Il desiderio umano è un fenomeno complesso e affascinante che ha da sempre catturato l’attenzione di scienziati e ricercatori. Recentemente, un team di studiosi ha fatto una scoperta rivoluzionaria: hanno identificato una sorta di ”impronta chimica” nel cervello che spiega perché siamo attratti da alcune persone più che da altre. Questa scoperta potrebbe avere importanti implicazioni per la comprensione delle relazioni umane e per il trattamento di disturbi mentali legati alla sfera sociale.
La ricerca sui topi della prateria
I topi della prateria sono stati gli inconsapevoli protagonisti di questa ricerca. Questi piccoli roditori, infatti, come gli esseri umani, formano legami monogami e sono quindi stati oggetto di studio per analizzare le dinamiche delle relazioni umane. Zoe Donaldson e il suo team hanno utilizzato tecniche di neuroimaging all’avanguardia per osservare in tempo reale cosa accade nel cervello di questi animali quando vengono separati dai loro partner.
Il ruolo del nucleo accumbens e della dopamina
Il nucleo accumbens, una parte del cervello cruciale per la motivazione alla ricerca della ricompensa, è stato al centro dell’attenzione degli studiosi. Quando un animale compie azioni che dovrebbero portarlo verso qualcosa che desidera, come un topo della prateria alla ricerca del suo compagno, il neurotrasmettitore dopamina inonda il sistema di ricompensa del cervello. I sensori a fibra ottica utilizzati nello studio si illuminavano ogni volta che rilevavano un aumento di dopamina. Quando i topi venivano finalmente riuniti con i loro amati, si assisteva a un vero e proprio spettacolo di luci, a differenza di quando erano separati e le luci si affievolivano.

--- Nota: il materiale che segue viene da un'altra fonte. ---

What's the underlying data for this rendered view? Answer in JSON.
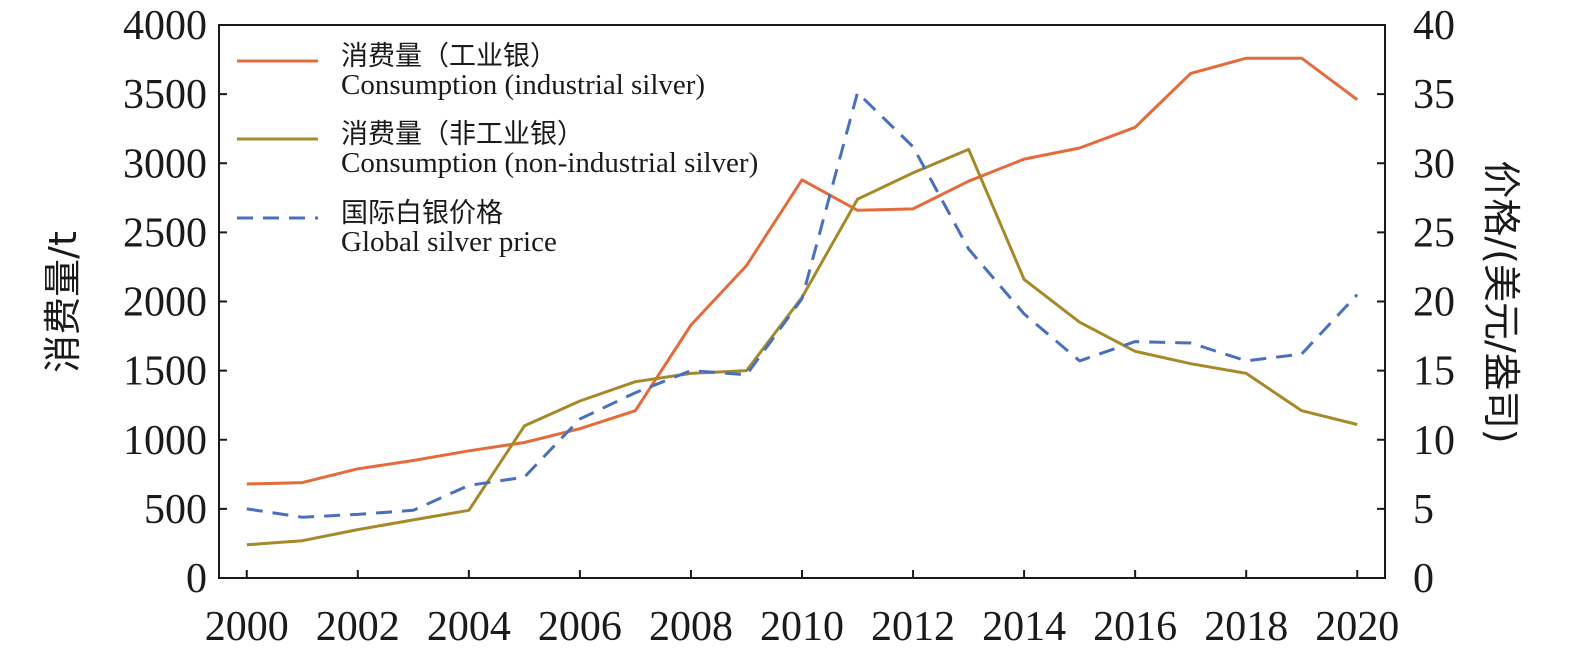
{
  "chart_data": {
    "type": "line",
    "title": "",
    "x": [
      2000,
      2001,
      2002,
      2003,
      2004,
      2005,
      2006,
      2007,
      2008,
      2009,
      2010,
      2011,
      2012,
      2013,
      2014,
      2015,
      2016,
      2017,
      2018,
      2019,
      2020
    ],
    "x_ticks": [
      "2000",
      "2002",
      "2004",
      "2006",
      "2008",
      "2010",
      "2012",
      "2014",
      "2016",
      "2018",
      "2020"
    ],
    "xlim": [
      1999.5,
      2020.5
    ],
    "ylabel": "消费量/t",
    "ylim": [
      0,
      4000
    ],
    "y_ticks": [
      "0",
      "500",
      "1000",
      "1500",
      "2000",
      "2500",
      "3000",
      "3500",
      "4000"
    ],
    "y2label": "价格/(美元/盎司)",
    "y2lim": [
      0,
      40
    ],
    "y2_ticks": [
      "0",
      "5",
      "10",
      "15",
      "20",
      "25",
      "30",
      "35",
      "40"
    ],
    "legend_position": "top-left",
    "grid": false,
    "series": [
      {
        "name_cn": "消费量（工业银）",
        "name_en": "Consumption (industrial silver)",
        "axis": "left",
        "color": "#E46B3B",
        "dash": "solid",
        "values": [
          680,
          690,
          790,
          850,
          920,
          980,
          1080,
          1210,
          1830,
          2260,
          2880,
          2660,
          2670,
          2870,
          3030,
          3110,
          3260,
          3650,
          3760,
          3760,
          3460
        ]
      },
      {
        "name_cn": "消费量（非工业银）",
        "name_en": "Consumption (non-industrial silver)",
        "axis": "left",
        "color": "#A68A2A",
        "dash": "solid",
        "values": [
          240,
          270,
          350,
          420,
          490,
          1100,
          1280,
          1420,
          1480,
          1500,
          2030,
          2740,
          2930,
          3100,
          2160,
          1850,
          1640,
          1550,
          1480,
          1210,
          1110
        ]
      },
      {
        "name_cn": "国际白银价格",
        "name_en": "Global silver price",
        "axis": "right",
        "color": "#4A6FBF",
        "dash": "dashed",
        "values": [
          5.0,
          4.4,
          4.6,
          4.9,
          6.7,
          7.3,
          11.5,
          13.4,
          15.0,
          14.7,
          20.2,
          35.1,
          31.2,
          23.8,
          19.1,
          15.7,
          17.1,
          17.0,
          15.7,
          16.2,
          20.5
        ]
      }
    ]
  }
}
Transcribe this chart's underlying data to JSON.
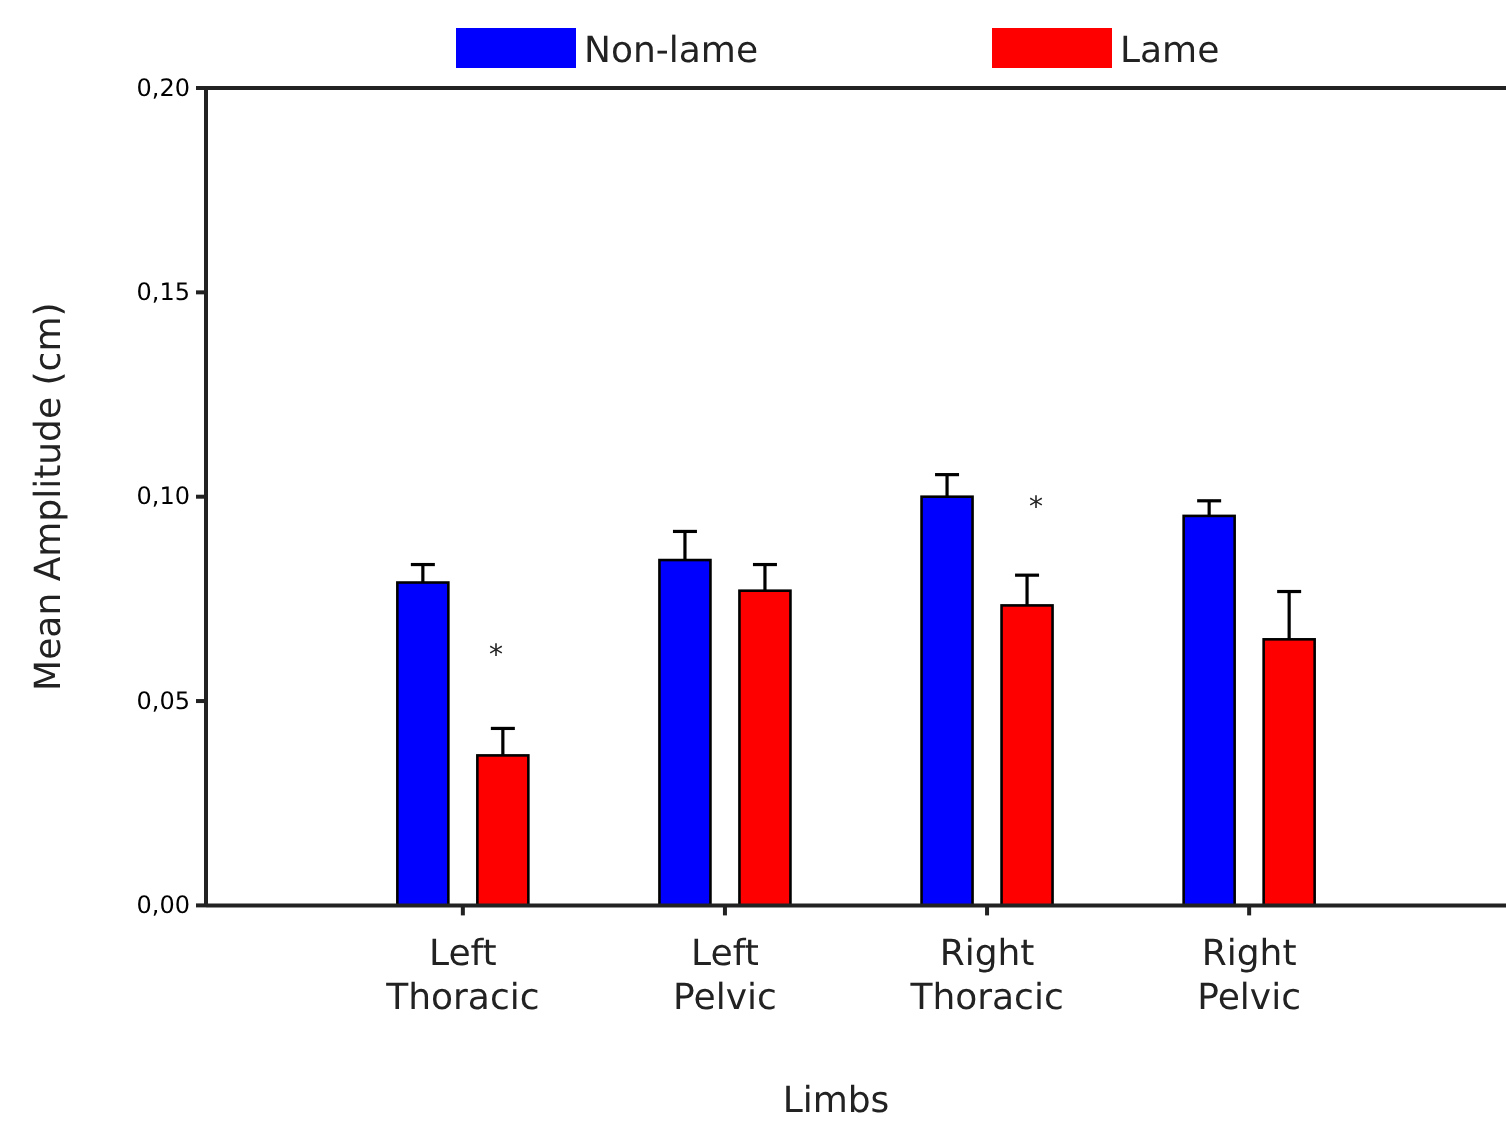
{
  "chart_data": {
    "type": "bar",
    "xlabel": "Limbs",
    "ylabel": "Mean Amplitude (cm)",
    "categories": [
      "Left Thoracic",
      "Left Pelvic",
      "Right Thoracic",
      "Right Pelvic"
    ],
    "series": [
      {
        "name": "Non-lame",
        "color": "#0000ff",
        "values": [
          0.079,
          0.0845,
          0.1,
          0.0953
        ],
        "errors": [
          [
            0.079,
            0.0834
          ],
          [
            0.0845,
            0.0915
          ],
          [
            0.1,
            0.1054
          ],
          [
            0.0953,
            0.099
          ]
        ]
      },
      {
        "name": "Lame",
        "color": "#ff0000",
        "values": [
          0.0367,
          0.077,
          0.0734,
          0.0651
        ],
        "errors": [
          [
            0.0367,
            0.0433
          ],
          [
            0.077,
            0.0834
          ],
          [
            0.0734,
            0.0808
          ],
          [
            0.0651,
            0.0768
          ]
        ]
      }
    ],
    "ylim": [
      0,
      0.2
    ],
    "yticks": [
      {
        "value": 0,
        "label": "0,00"
      },
      {
        "value": 0.05,
        "label": "0,05"
      },
      {
        "value": 0.1,
        "label": "0,10"
      },
      {
        "value": 0.15,
        "label": "0,15"
      },
      {
        "value": 0.2,
        "label": "0,20"
      }
    ],
    "annotations": [
      "*",
      "*"
    ],
    "legend": "top",
    "grid": false
  }
}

La perdita del desiderio e la capacità di andare avanti
In un esperimento successivo, una coppia di topi della prateria è stata tenuta separata per quattro settimane. Al loro ricongiungimento, nonostante non si fossero dimenticati l’uno dell’altro, l’intensa attivazione della dopamina era scomparsa, indicando una perdita del forte desiderio reciproco. Questo fenomeno potrebbe essere interpretato come un “reset” nel cervello che permette all’animale di formare nuovi legami, una scoperta che potrebbe essere di buon auspicio per gli esseri umani che hanno vissuto una perdita o la fine di una relazione.
Potenziali terapie per disturbi mentali
Sebbene siano necessarie ulteriori ricerche per comprendere fino a che punto questi risultati siano applicabili agli esseri umani, gli autori dello studio ritengono che il loro lavoro potrebbe avere importanti implicazioni per le persone che affrontano il lutto o che faticano a formare relazioni intime. Comprendere cosa caratterizza i legami sani nel cervello potrebbe portare all’identificazione di nuove terapie per aiutare le molte persone con malattie mentali che influenzano la loro sfera sociale.
In conclusione, la scoperta di questa ”impronta chimica” del desiderio nel cervello apre nuove prospettive nella comprensione delle dinamiche delle relazioni umane e offre speranza per lo sviluppo di trattamenti innovativi per i disturbi legati alla socialità.